The National Institute for Health and Clinical Excellence (NICE) issued full guidance to the NHS in England, Wales, Scotland and Northern Ireland on transobturator foramen procedures for stress incontinence in January 2005.
This guidance has been withdrawn as the use of this procedure is now covered in the Clinical Guideline on Urinary incontinence: The management of urinary incontinence in women, (www.nice.org.uk/cg40). NICE has no plans to carry out further assessment of this procedure under the Interventional Procedures Programme.
Stress urinary incontinence is the involuntary leakage of urine during exercise or movements such as coughing, sneezing and laughing. It is usually caused by weak or damaged muscles and connective tissues in the pelvic floor, compromising urethral support, or by weakness of the urethral sphincter itself.

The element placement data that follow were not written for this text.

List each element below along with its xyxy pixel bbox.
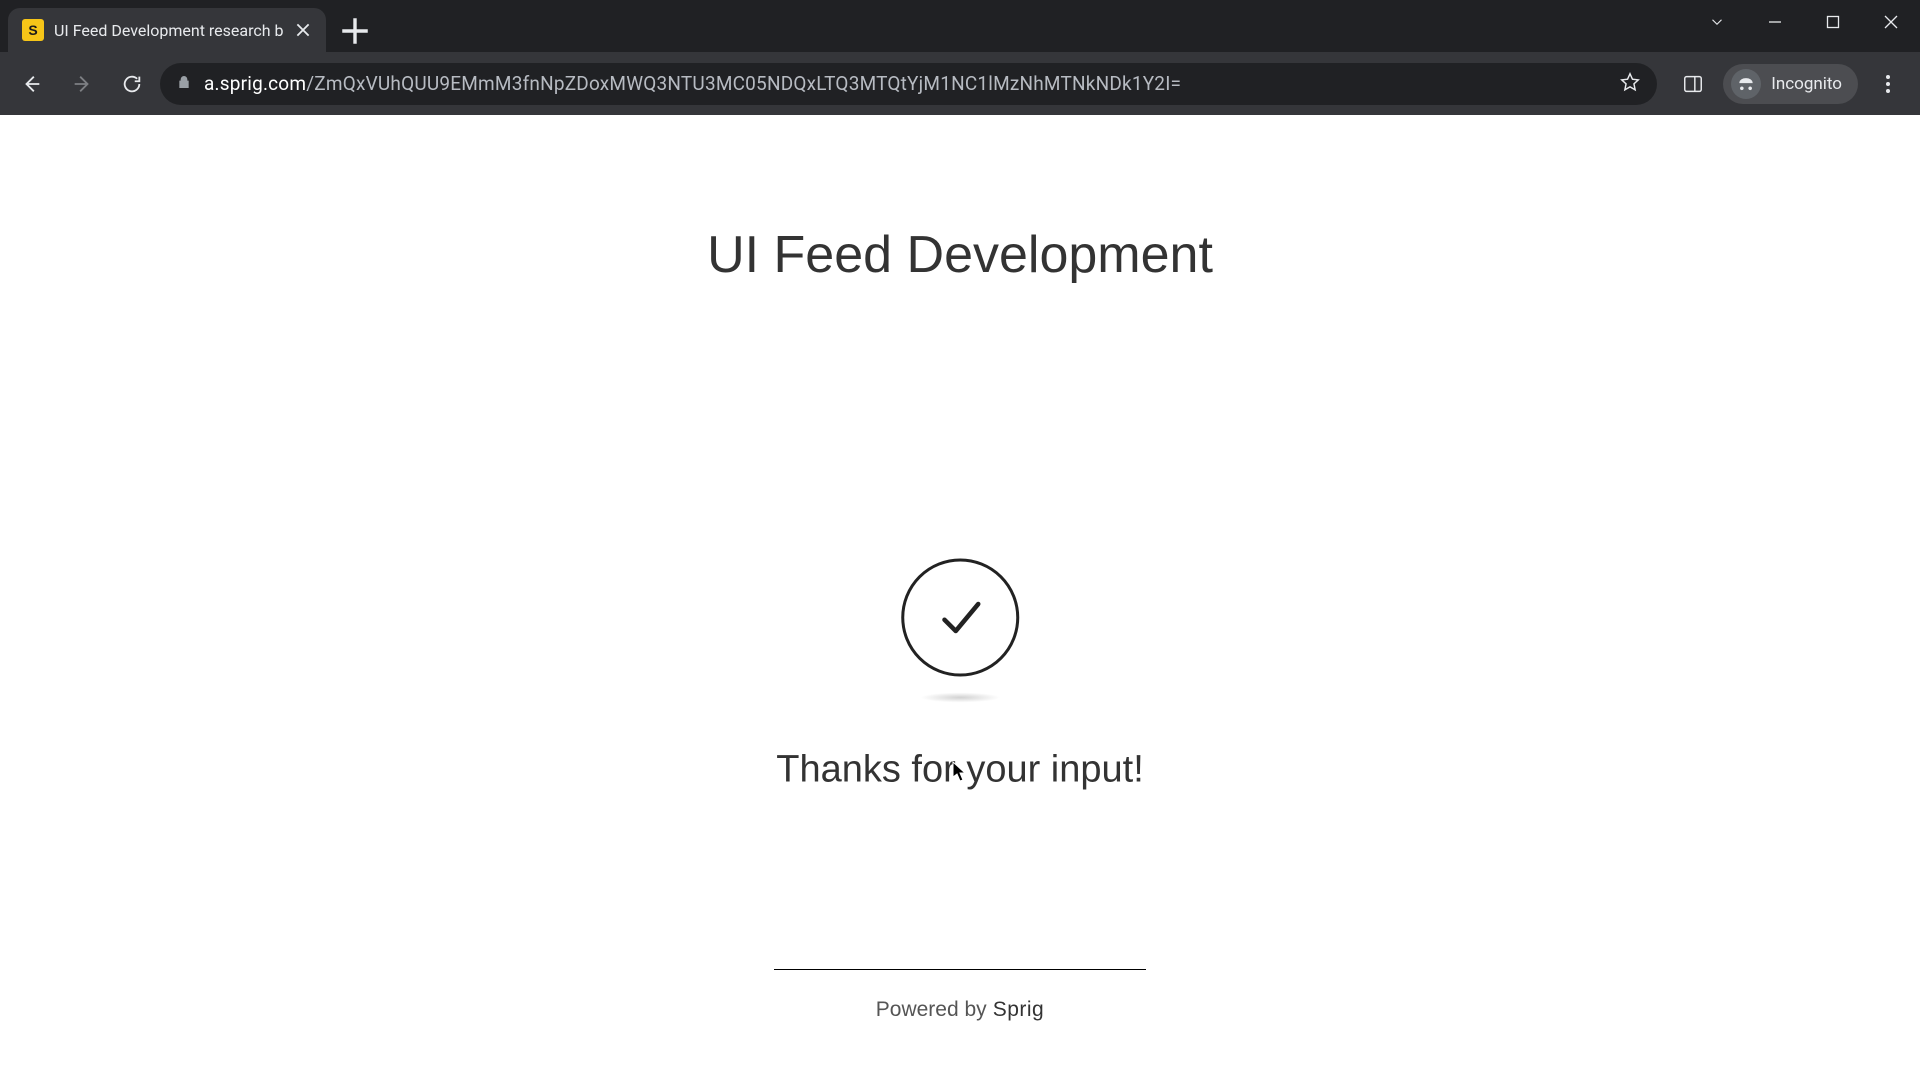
minimize-icon bbox=[1767, 14, 1783, 30]
lock-icon bbox=[176, 74, 192, 94]
page-title: UI Feed Development bbox=[0, 225, 1920, 285]
thanks-message: Thanks for your input! bbox=[776, 749, 1144, 792]
close-tab-button[interactable] bbox=[294, 21, 312, 39]
address-bar[interactable]: a.sprig.com/ZmQxVUhQUU9EMmM3fnNpZDoxMWQ3… bbox=[160, 63, 1657, 105]
plus-icon bbox=[338, 14, 372, 48]
search-tabs-button[interactable] bbox=[1694, 0, 1740, 44]
close-icon bbox=[1883, 14, 1899, 30]
confirmation-block: Thanks for your input! bbox=[776, 559, 1144, 792]
favicon-letter: S bbox=[28, 22, 37, 38]
favicon-icon: S bbox=[22, 19, 44, 41]
dot-icon bbox=[1886, 89, 1890, 93]
toolbar-right: Incognito bbox=[1671, 62, 1910, 106]
close-icon bbox=[294, 21, 312, 39]
window-maximize-button[interactable] bbox=[1804, 0, 1862, 44]
maximize-icon bbox=[1825, 14, 1841, 30]
toolbar: a.sprig.com/ZmQxVUhQUU9EMmM3fnNpZDoxMWQ3… bbox=[0, 52, 1920, 115]
window-minimize-button[interactable] bbox=[1746, 0, 1804, 44]
browser-menu-button[interactable] bbox=[1866, 62, 1910, 106]
shadow-icon bbox=[920, 693, 1000, 703]
dot-icon bbox=[1886, 75, 1890, 79]
incognito-indicator[interactable]: Incognito bbox=[1723, 64, 1858, 104]
forward-button[interactable] bbox=[60, 62, 104, 106]
side-panel-icon bbox=[1682, 73, 1704, 95]
titlebar: S UI Feed Development research b bbox=[0, 0, 1920, 52]
powered-by: Powered by Sprig bbox=[876, 998, 1044, 1022]
incognito-icon bbox=[1731, 69, 1761, 99]
window-close-button[interactable] bbox=[1862, 0, 1920, 44]
chevron-down-icon bbox=[1708, 13, 1726, 31]
reload-icon bbox=[121, 73, 143, 95]
side-panel-button[interactable] bbox=[1671, 62, 1715, 106]
url-text: a.sprig.com/ZmQxVUhQUU9EMmM3fnNpZDoxMWQ3… bbox=[204, 72, 1607, 95]
tab-active[interactable]: S UI Feed Development research b bbox=[8, 8, 326, 52]
checkmark-circle-icon bbox=[901, 559, 1019, 677]
new-tab-button[interactable] bbox=[338, 14, 372, 48]
url-path: /ZmQxVUhQUU9EMmM3fnNpZDoxMWQ3NTU3MC05NDQ… bbox=[306, 72, 1181, 95]
arrow-left-icon bbox=[21, 73, 43, 95]
checkmark-icon bbox=[933, 591, 987, 645]
browser-chrome: S UI Feed Development research b bbox=[0, 0, 1920, 115]
star-icon bbox=[1619, 71, 1641, 93]
divider bbox=[774, 969, 1146, 970]
incognito-label: Incognito bbox=[1771, 74, 1842, 94]
back-button[interactable] bbox=[10, 62, 54, 106]
window-controls bbox=[1694, 0, 1920, 44]
dot-icon bbox=[1886, 82, 1890, 86]
bookmark-button[interactable] bbox=[1619, 71, 1641, 97]
sprig-logo[interactable]: Sprig bbox=[993, 998, 1045, 1022]
url-host: a.sprig.com bbox=[204, 72, 306, 95]
tabstrip: S UI Feed Development research b bbox=[8, 8, 372, 52]
page-viewport: UI Feed Development Thanks for your inpu… bbox=[0, 115, 1920, 1080]
reload-button[interactable] bbox=[110, 62, 154, 106]
powered-by-prefix: Powered by bbox=[876, 998, 987, 1022]
tab-title: UI Feed Development research b bbox=[54, 21, 284, 40]
arrow-right-icon bbox=[71, 73, 93, 95]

Typically, first-line treatment is conservative and includes pelvic floor muscle training, electrical stimulation, biofeedback and mechanical devices (urethral plugs and inserts). If the condition does not improve, surgical alternatives in women may include colposuspension, tension-free vaginal tape (TVT), traditional suburethral slings, and injectable agents. Of these four types of operation, colposuspension and TVT are currently the most common.
Transobturator tape is similar to TVT, but a different technique is used to insert the tape.